There is a fable about this clan of rats who faced imminent annihilation by a marauding cat. After a series of crisis meetings, they finally agreed that their only strategy of survival was to bell the cat. A thoughtful rat put up his hand and asked;
“Who will bell the cat?”
There was no willing participant, volunteer or otherwise.
As a fresh immigrant in Nairobi City some years back, I got into a fistfight with a street boy.
Nothing shocking about that - it was not the first time I had ever fist fought. But it was the first time that I witnessed grown-up men and women watch as a woman and a man fist fought.
It was my welcome experience of the streets of Nairobi as a fresh graduate, job hunting, scrapping to get a daily meal and putting up with my friend in a servant’s quarters.
I was at the Kencom Bus stage, deliberating about walking to South B on an empty stomach, or taking a bus and walking to town the following morning. Suddenly, as they do, this street urchin appeared holding human faeces.
“Give me 100 bob or I will smear this on you.”
I had 20 shillings on me.
“Give him 200 or he will smear you with that.”
A hawker with his paraphernalia spread out on a cloth on the ground jumped into the unfolding saga.
“Is it going to kill me?” I asked taking a step back.
“Stop shouting or he will punch you.”
“Mind your business. Let him deal with me!”
The street urchin, a man really, maybe late teens, looked a little worried because I was attracting attention.
“Madam lipia kioo, soo mbili!” The hawker waved a small mirror, insinuating that I had taken one but not paid for it.
“I have not taken anything from you and you will not rob me in broad daylight,” I shouted, moving away. The hawker motioned to his accomplice to attack.
People were crowding.
A man laughed and commented on women expecting free things.
The boy approached and before I could think, punches were flying. I do not remember all the other Ninja moves I made because a police officer later appeared.
When he ascertained that I was not drunk – as the people around had informed him - and was indeed a victim of intimidation and near robbery, he took a step back.
“Only a Meru woman would take off her shoes and fight back a man,” he chuckled, shaking his head.
“How did you know I am Meru?” I asked him.
“You are speaking in Kimeru!”
Someone’s got to bell the cat. We are a sexist community. Let us start the year with some deep self-reflection, shall we?
Have you ever had someone discriminate against you because of your surname, your tribe? Have you felt your blood boil in a foreign country when someone refused to serve you because you were African and perceived as not deserving of service, respect and honour? Have you ever had your opinions dismissed because of your age?

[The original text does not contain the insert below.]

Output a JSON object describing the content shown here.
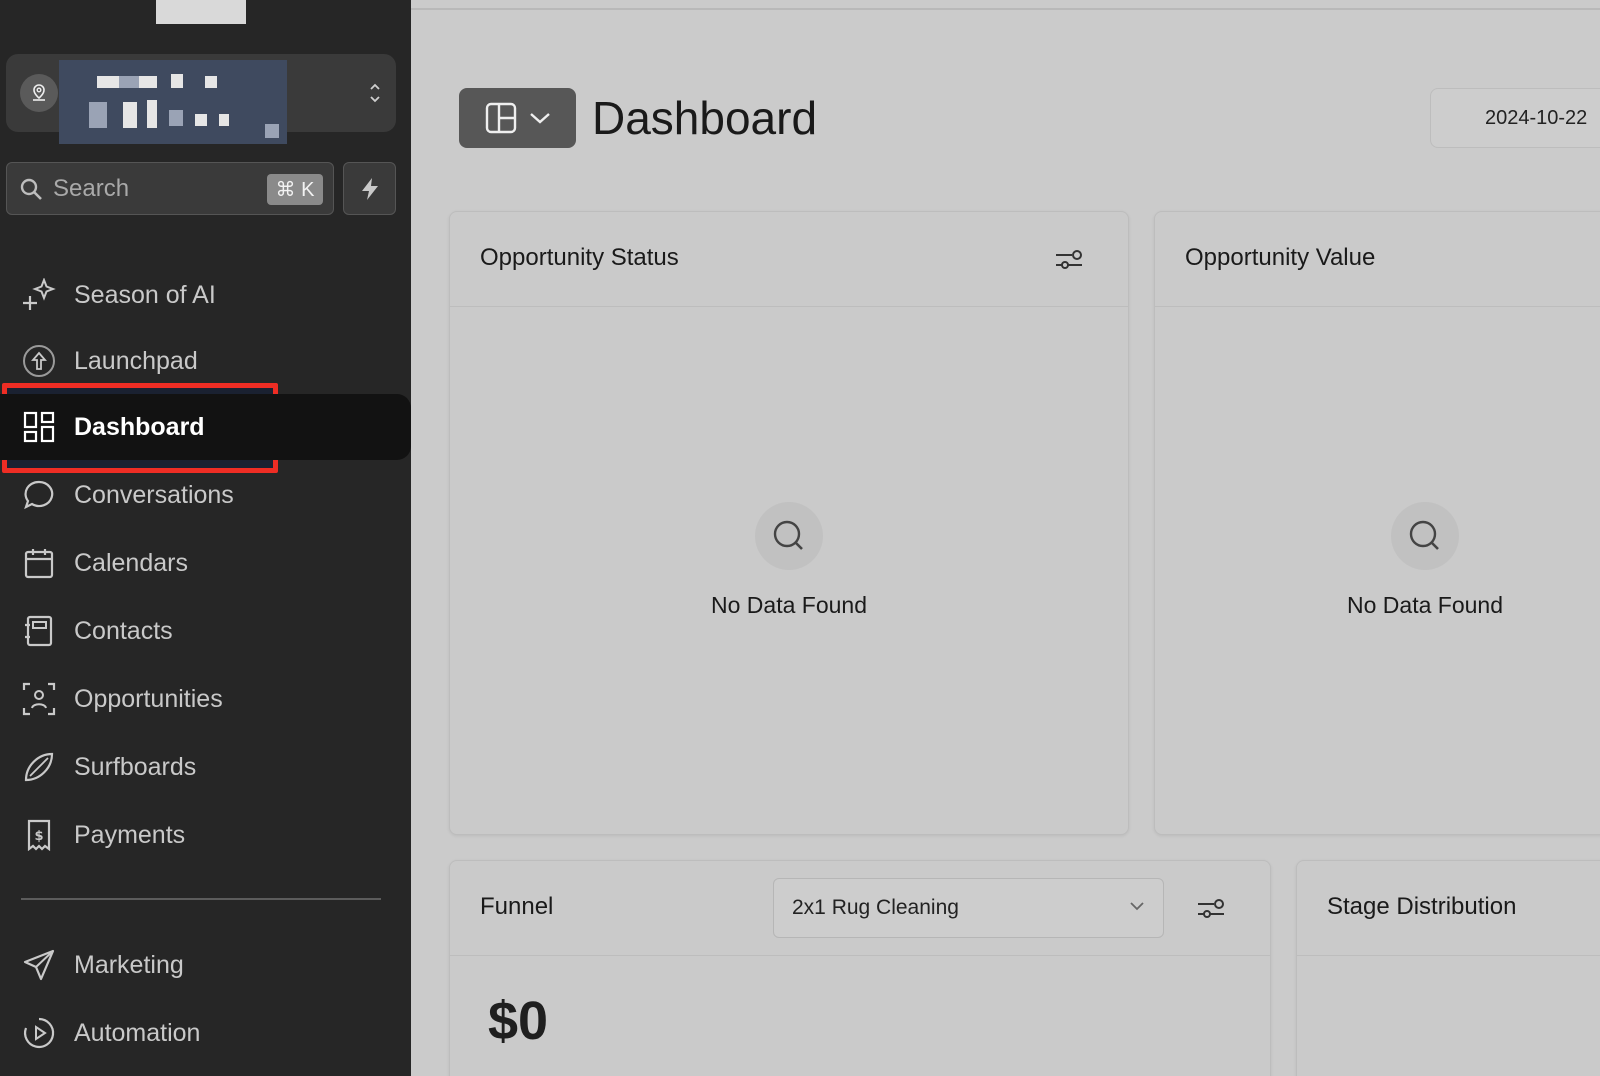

Welcome to a woman’s world, where sexism and misogynist attitudes are daily fodder. Just like racism, ageism, tribalism and all other ‘isms’, sexism is based on gross ignorance. Sometimes it is so subtle and ingrained in us that we do not even notice it for what it is.
Being a patriarchal community, women experience sexism on a grander scale than men do. Yes, it is experienced in the offices, politics and our homes.
You are a sexist if you think that a man should finance your lifestyle. You are a sexist if you joke about rape, gender violence and victim-shame. You are misogynistic if you contribute to the abuse of a woman in any way, whether through sexual harassment, physical or mental assault.
Do you know how to tell a sexist community? It is in all those hundreds of men who stood by as women were being stripped in the streets of Nairobi. That was probably the lowest for us as a community.
I am optimistic that in this New Year, we will see more of progressive than retrogressive attitudes towards our other half of the gender.